We rarely use milk or cream, but I received some wonderful raw, organic cream from a biodynamic farm yesterday. So this was the perfect chance to indulge
in a lovely white wine, cream and mushroom pasta.
To serve 4 you’ll need:
- 4 cups whole-wheat organic pasta (I used penne)
- 5 cups water
- 2 small onions, chopped
- Sprig Spring onion, sliced
- 2 large garlic cloves, chopped
- 300g mixed wild mushrooms, sliced
- 200ml cream
- Half cup white wine (I used Stellar Organics’ Chardonnay)
- Half cup organic vegetable stock
- Salt & pepper to taste
- Olive oil
- Fresh basil and grated Gruyere as garnish
Pour 5 cups water in a large enough pot and add a squirt olive oil and pinch of salt, bring to the boil and add pasta.
While the pasta is cooking, pour some olive oil in a large pan, add the chopped onions and fry till they just start to turn brown. Add the sliced mushrooms and fry for about 5min. Now add the chopped garlic, and fry about a minute longer.
Add the white wine, let simmer for 5 min until the wine has reduced by about half. Add the stock and simmer for a couple of minutes. Now add the cream and the sliced spring onion, turn the heat down and simmer until sauce start to thicken a little.
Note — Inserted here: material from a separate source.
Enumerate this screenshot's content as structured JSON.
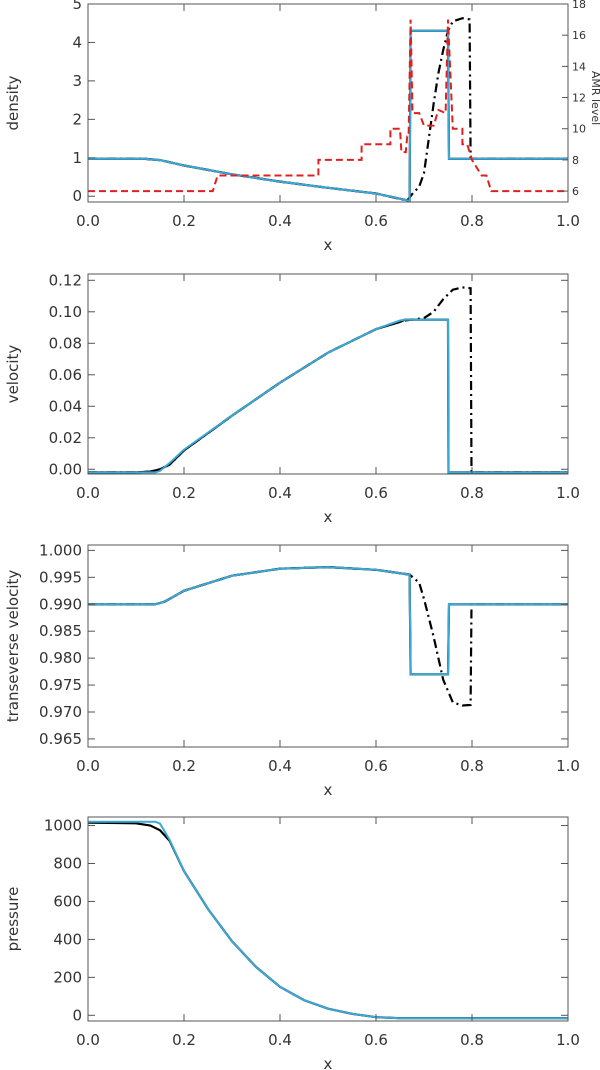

Note: Be careful not to leave the cream on the heat for too long, it will start to separate and become oily.
The pasta should be just about done now, take off heat and rinse in colander. Add pasta to sauce pan. Grind salt and pepper over, mix through and serve with some chopped basil leaves and grated Gruyere cheese on top. (I use Gruyere because I have yet to find a Parmesan without animal rennet)
Enjoy with a glass of that lovely Chardonnay and side salad.